1994 An exhibit was mounted at the Albemarle County Historical Society detailing the history of Jewish settlement in the Charlottesville area. An accompanying catalog was written by Carol Ely, Jeffrey Hantman, and Phyllis Leffler, entitled "To Seek the Peace of the City: Jewish Life in Charlottesville." Read Phyllis Leffler's, "History of CBI."
1994 Further additions to the synagogue provided much need space for the growing congregation, including a small sanctuary, classrooms, a library, new kitchen, offices, and the large O'Mansky assembly hall named in honor of Harry and June O’Mansky, proprietors of The Young Men’s Shop on Main Street from 1931-1990, and leaders of the Congregation throughout that period. Bruce Wardell was the architect of the new construction.
1999 CBI acquired a Torah Scroll on permanent loan from the Czech Memorial Scrolls Trusts that had been confiscated by the Nazis from Frydek-Mistek along with hundreds of others from the former Jewish communities of Bohemia and Moravia. These scrolls were rescued by the Czech Memorial Scrolls Trust in 1964 and since then, many have been distributed to Jewish communities around the world in order to memorialize those lost communities.

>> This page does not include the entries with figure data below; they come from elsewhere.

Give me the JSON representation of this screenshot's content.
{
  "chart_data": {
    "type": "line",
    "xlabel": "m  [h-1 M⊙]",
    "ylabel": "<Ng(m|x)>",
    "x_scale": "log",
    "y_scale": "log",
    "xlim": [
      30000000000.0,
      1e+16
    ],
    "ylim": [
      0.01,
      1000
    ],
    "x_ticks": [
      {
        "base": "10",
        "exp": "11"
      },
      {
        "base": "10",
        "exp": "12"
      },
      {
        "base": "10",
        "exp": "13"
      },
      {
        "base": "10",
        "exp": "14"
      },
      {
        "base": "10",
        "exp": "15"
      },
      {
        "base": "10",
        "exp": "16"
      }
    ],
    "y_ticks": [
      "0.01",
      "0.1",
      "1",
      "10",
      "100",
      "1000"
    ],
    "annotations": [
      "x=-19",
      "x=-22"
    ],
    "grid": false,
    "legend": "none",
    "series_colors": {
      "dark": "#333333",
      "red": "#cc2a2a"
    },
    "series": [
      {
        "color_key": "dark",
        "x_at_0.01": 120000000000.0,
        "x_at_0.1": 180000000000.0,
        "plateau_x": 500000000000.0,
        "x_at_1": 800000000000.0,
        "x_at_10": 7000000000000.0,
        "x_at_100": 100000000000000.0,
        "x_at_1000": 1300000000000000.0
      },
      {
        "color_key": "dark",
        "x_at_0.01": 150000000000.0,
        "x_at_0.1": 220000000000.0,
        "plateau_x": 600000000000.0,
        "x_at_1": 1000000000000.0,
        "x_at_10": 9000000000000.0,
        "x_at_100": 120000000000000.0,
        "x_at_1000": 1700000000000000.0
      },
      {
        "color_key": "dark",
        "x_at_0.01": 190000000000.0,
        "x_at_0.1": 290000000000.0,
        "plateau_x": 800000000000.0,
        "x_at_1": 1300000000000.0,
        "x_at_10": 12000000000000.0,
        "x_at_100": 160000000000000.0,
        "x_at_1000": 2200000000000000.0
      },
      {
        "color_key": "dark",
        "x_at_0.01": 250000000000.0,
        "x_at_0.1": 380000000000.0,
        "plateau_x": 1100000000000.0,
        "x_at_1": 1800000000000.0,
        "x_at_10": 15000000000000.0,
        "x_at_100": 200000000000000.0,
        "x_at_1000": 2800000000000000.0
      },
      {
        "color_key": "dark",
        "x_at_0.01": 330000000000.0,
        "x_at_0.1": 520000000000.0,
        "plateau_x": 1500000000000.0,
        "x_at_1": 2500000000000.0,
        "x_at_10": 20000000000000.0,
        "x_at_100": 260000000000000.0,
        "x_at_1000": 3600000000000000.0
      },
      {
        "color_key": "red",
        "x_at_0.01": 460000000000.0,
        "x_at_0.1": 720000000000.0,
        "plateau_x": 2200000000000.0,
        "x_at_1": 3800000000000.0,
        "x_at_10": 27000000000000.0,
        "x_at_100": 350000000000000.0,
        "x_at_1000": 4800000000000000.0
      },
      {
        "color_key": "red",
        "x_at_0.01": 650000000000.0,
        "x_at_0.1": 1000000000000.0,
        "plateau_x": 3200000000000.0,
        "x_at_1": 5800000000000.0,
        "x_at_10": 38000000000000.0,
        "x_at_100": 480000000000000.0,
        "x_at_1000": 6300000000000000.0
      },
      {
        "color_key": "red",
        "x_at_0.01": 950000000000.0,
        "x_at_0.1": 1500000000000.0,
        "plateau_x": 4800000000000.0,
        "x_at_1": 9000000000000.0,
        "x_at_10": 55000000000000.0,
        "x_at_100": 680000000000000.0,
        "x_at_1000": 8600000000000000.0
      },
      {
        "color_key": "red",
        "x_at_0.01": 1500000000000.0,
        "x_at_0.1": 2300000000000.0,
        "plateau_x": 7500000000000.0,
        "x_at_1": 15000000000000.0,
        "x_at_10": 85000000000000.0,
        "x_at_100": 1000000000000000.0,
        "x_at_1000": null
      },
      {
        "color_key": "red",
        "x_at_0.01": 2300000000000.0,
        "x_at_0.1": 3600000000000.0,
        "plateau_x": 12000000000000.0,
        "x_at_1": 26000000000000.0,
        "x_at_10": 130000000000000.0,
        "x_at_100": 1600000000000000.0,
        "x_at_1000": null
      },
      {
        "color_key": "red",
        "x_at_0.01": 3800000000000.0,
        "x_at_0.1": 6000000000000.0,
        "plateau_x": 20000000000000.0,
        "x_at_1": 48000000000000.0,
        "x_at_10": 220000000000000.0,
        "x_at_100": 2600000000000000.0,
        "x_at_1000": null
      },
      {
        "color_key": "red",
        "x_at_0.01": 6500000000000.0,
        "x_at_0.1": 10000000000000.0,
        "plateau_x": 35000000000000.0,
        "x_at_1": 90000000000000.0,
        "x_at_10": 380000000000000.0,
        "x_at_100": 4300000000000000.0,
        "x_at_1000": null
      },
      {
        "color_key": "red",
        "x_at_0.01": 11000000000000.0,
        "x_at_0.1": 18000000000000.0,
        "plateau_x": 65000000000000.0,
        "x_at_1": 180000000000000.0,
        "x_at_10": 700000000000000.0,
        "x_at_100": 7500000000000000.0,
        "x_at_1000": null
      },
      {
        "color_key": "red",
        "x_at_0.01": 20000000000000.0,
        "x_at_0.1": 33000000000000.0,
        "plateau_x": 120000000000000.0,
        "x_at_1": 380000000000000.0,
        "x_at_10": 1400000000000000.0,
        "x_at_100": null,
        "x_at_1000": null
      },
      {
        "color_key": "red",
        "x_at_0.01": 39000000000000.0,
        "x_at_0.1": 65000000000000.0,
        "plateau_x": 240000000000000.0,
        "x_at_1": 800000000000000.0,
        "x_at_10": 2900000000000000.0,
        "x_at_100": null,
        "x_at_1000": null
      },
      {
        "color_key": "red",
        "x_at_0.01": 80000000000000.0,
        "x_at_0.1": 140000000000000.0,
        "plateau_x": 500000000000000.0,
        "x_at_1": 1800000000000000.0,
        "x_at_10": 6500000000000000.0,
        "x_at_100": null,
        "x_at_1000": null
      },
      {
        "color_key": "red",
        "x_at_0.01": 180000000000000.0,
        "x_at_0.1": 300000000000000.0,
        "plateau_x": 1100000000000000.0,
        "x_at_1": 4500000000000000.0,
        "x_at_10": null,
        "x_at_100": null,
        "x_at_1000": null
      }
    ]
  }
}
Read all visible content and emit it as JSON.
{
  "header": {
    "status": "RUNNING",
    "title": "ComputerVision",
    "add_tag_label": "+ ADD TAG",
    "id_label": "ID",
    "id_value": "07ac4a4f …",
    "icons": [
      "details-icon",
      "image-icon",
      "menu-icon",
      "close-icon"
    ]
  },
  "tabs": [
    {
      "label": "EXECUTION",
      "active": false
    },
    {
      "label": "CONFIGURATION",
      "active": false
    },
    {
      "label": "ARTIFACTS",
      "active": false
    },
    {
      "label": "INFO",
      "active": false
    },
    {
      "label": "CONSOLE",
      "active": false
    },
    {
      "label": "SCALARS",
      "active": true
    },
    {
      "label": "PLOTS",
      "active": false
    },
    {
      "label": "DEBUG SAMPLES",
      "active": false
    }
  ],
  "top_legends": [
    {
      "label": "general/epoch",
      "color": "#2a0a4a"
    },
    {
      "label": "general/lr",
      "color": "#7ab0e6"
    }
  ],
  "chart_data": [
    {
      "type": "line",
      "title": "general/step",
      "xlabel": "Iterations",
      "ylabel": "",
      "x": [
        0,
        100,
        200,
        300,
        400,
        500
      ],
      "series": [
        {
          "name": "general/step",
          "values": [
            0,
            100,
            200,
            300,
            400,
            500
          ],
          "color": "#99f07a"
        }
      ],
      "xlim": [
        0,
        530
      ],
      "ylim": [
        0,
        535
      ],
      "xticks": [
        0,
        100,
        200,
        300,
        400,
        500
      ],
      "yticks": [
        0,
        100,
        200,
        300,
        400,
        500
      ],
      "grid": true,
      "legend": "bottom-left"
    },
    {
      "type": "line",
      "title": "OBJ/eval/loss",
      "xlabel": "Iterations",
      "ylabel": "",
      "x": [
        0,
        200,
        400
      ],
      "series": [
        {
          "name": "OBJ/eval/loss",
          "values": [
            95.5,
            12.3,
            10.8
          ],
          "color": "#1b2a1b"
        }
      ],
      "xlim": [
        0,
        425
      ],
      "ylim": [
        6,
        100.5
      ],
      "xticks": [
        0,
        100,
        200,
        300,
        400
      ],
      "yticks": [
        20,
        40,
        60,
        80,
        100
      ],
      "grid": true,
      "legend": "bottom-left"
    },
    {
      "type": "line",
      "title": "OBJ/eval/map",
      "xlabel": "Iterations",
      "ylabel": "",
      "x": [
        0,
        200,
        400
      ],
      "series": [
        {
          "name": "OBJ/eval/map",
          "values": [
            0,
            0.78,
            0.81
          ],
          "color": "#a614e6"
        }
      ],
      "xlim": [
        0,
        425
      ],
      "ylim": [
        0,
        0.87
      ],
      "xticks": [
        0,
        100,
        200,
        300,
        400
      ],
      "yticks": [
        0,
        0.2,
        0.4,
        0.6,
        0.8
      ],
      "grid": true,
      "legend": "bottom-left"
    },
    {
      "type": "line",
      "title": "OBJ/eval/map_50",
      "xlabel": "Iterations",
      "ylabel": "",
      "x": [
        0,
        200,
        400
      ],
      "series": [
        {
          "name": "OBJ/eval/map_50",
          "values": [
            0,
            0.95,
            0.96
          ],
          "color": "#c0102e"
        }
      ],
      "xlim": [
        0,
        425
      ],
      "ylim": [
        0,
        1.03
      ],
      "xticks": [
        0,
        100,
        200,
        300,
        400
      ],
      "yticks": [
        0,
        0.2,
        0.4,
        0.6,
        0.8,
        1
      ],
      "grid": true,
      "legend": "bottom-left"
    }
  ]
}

2016 Rabbi Daniel (Dan) Alexander retires as Senior Rabbi after 28 years and became CBI’s first Rabbi Emeritus. Rabbi Thomas (Tom) Gutherz, CBI’s Religious Educator for the past 11 years becomes the new Senior Rabbi of the congregation. Construction starts on a new kitchen with Board of Directors voting unanimously to name the kitchen in memory of Liora Laufer (1952-2015) known far and wide in the Congregation as a tireless campaigner for the well-being of others.